Cuando nos descuidamos, comenzamos a fabricar alguna máscara para evitar los cambios más profundos, o porque no nos atrevemos a ser nosotros mismos.
¿Cuáles son las posibles máscaras que tenemos que entregar al Espíritu Santo para que él las destruya?

Puede ser la máscara de la fuerza, que nosotros creamos para esconder nuestra fragilidad, en lugar de tratar de fortalecernos por dentro con el poder del Espíritu. Esta máscara nos lleva a mostrarnos agresivos, rebeldes, autoritarios, ambiciosos; pero en realidad, de esa manera sólo estamos ocultando nuestros miedos e inseguridades, que siguen haciéndonos daño por dentro.

Otra máscara puede ser la de la bondad, porque nos gusta que digan que somos buenos y humildes, no toleramos que piensen que somos egoístas u orgullosos. Entonces, para aparentar bondad, nunca decimos que no, siempre hacemos lo que los demás nos piden, nunca discutimos.
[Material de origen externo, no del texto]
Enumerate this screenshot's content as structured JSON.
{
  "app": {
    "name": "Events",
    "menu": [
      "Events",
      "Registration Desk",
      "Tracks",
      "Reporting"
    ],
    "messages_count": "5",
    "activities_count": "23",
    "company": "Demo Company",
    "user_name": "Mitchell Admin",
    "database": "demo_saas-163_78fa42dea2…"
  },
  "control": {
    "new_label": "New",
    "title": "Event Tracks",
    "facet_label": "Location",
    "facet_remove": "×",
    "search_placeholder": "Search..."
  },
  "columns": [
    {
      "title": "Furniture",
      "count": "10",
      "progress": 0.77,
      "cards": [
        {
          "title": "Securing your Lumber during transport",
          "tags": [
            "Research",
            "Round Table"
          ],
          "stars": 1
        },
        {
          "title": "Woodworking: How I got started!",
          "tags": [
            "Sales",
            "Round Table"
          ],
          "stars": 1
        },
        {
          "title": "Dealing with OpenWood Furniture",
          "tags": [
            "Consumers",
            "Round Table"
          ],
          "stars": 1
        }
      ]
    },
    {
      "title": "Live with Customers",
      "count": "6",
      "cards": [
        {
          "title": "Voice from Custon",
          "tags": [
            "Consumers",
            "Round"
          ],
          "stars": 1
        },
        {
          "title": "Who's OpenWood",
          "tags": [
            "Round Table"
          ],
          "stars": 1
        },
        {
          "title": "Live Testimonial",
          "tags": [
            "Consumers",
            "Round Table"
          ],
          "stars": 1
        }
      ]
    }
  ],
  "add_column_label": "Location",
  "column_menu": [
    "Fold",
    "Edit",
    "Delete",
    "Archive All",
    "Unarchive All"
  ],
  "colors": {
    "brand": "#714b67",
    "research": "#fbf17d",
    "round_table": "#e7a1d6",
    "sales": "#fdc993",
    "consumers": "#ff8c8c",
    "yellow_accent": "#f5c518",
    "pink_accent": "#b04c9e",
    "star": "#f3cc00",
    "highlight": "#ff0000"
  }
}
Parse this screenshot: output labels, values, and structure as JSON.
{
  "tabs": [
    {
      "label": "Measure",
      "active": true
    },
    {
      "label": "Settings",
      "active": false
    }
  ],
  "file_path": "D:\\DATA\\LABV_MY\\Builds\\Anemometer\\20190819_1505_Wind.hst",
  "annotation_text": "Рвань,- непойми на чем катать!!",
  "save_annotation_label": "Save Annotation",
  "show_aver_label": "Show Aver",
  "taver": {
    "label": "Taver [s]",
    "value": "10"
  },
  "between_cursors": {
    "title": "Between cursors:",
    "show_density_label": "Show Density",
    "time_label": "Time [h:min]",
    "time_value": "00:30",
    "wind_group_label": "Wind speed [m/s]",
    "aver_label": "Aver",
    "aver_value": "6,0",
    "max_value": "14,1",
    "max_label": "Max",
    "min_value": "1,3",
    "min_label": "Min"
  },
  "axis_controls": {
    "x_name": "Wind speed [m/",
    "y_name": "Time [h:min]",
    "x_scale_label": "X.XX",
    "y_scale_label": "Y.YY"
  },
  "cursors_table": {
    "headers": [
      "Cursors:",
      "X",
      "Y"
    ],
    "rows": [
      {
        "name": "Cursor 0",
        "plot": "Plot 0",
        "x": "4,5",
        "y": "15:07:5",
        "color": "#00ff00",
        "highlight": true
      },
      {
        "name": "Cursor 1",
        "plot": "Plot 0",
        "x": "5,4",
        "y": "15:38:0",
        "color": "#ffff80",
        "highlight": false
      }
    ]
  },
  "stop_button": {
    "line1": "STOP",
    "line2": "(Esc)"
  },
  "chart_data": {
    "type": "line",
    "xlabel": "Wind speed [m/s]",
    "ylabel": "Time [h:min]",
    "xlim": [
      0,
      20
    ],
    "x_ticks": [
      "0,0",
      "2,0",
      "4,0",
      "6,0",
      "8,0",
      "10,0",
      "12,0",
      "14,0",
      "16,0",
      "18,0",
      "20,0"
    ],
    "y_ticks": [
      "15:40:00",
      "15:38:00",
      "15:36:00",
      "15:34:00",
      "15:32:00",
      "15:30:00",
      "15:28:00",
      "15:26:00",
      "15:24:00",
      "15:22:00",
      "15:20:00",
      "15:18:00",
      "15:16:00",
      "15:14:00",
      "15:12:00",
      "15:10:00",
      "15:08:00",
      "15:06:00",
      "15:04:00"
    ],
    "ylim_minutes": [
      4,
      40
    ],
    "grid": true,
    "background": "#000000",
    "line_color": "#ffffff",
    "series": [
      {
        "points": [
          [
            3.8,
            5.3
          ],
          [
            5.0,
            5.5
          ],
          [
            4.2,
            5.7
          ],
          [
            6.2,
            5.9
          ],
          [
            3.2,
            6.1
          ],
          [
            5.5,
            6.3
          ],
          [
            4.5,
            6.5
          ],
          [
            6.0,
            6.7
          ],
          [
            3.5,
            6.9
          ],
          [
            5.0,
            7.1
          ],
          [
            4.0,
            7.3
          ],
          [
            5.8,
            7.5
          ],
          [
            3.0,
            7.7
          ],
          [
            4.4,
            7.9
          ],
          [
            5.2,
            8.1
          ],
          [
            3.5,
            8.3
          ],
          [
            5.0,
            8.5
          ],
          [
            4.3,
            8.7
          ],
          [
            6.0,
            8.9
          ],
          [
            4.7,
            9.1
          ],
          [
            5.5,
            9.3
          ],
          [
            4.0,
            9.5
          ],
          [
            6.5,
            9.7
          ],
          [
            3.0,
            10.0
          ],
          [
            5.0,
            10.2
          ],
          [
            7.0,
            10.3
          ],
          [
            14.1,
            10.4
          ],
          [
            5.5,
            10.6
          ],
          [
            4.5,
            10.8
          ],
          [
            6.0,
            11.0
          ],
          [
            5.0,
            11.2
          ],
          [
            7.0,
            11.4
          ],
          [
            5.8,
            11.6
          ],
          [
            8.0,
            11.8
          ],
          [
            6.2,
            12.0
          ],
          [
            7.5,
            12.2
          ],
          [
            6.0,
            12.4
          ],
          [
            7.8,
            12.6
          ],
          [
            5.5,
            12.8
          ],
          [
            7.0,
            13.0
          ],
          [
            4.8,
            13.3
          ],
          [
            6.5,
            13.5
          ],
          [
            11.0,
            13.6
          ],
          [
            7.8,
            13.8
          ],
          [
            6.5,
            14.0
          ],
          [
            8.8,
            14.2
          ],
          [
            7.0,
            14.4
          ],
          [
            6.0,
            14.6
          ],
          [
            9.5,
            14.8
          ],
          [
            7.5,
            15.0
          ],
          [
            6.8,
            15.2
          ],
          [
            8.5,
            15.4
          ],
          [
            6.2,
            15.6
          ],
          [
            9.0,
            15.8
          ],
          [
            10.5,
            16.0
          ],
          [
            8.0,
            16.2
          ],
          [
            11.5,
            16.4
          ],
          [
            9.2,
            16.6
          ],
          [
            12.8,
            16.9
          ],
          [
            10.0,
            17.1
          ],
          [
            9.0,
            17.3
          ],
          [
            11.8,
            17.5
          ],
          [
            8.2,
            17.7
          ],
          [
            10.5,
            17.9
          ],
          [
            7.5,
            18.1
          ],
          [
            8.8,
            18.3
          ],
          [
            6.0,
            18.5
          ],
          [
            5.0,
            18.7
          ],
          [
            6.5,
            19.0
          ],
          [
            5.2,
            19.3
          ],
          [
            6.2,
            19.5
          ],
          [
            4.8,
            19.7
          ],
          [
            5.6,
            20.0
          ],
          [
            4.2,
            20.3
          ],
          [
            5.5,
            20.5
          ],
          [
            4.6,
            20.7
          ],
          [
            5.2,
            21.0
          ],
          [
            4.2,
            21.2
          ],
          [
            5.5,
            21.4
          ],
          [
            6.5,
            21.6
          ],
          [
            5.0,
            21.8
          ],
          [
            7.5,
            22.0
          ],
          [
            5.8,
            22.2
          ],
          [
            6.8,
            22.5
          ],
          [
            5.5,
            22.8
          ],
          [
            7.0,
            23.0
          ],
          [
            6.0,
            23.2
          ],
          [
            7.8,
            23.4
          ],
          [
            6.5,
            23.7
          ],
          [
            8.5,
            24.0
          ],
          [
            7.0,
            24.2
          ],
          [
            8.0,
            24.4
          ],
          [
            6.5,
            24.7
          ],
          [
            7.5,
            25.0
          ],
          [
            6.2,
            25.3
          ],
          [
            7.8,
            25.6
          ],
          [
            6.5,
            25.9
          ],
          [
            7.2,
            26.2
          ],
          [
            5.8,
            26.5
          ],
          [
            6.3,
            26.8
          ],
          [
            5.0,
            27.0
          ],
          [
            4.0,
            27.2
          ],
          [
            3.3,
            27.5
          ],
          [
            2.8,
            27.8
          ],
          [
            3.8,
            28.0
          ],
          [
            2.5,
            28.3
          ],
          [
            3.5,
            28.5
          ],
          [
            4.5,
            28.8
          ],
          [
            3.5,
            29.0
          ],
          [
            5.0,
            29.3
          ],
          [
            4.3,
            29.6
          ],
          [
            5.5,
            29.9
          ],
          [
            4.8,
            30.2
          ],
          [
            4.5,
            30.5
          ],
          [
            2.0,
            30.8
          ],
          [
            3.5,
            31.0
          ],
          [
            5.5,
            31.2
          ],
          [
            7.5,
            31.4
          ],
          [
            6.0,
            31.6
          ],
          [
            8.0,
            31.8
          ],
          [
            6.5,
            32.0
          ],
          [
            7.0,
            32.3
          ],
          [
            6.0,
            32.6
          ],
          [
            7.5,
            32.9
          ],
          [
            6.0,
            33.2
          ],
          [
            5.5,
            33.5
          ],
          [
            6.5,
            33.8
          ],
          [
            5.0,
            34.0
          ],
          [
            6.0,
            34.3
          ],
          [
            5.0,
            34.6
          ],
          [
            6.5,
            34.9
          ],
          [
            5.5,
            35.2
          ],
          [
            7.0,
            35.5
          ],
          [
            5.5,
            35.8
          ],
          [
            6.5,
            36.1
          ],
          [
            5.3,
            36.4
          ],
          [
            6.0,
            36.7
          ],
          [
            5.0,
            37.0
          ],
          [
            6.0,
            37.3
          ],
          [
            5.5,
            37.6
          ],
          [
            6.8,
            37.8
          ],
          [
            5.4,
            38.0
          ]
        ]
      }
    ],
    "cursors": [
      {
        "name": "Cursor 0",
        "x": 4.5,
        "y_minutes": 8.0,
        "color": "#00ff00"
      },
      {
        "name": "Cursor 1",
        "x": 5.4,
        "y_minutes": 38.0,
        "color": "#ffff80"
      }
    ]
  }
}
Pero en el fondo del corazón sufrimos una gran violencia, porque todo eso no es auténtico.

En cambio, el Espíritu Santo nos fortalece para que nos atrevamos a ser respetuosos y amables, pero auténticos y sinceros, sin pretender dar más de lo que podemos ni esconder nuestras verdaderas convicciones.

Otra máscara muy común es la de la serenidad, como si fuéramos personas imperturbables, que no nos molestamos ni nos enojamos con nada. Pero la procesión va por dentro, y esa ira reprimida termina quemándonos por dentro y enfermándonos.

El Espíritu Santo nos enseña a expresar lo que sentimos, sin agredir a los demás ni quejarnos permanentemente, pero sin la vergüenza de manifestar lo que llevamos dentro.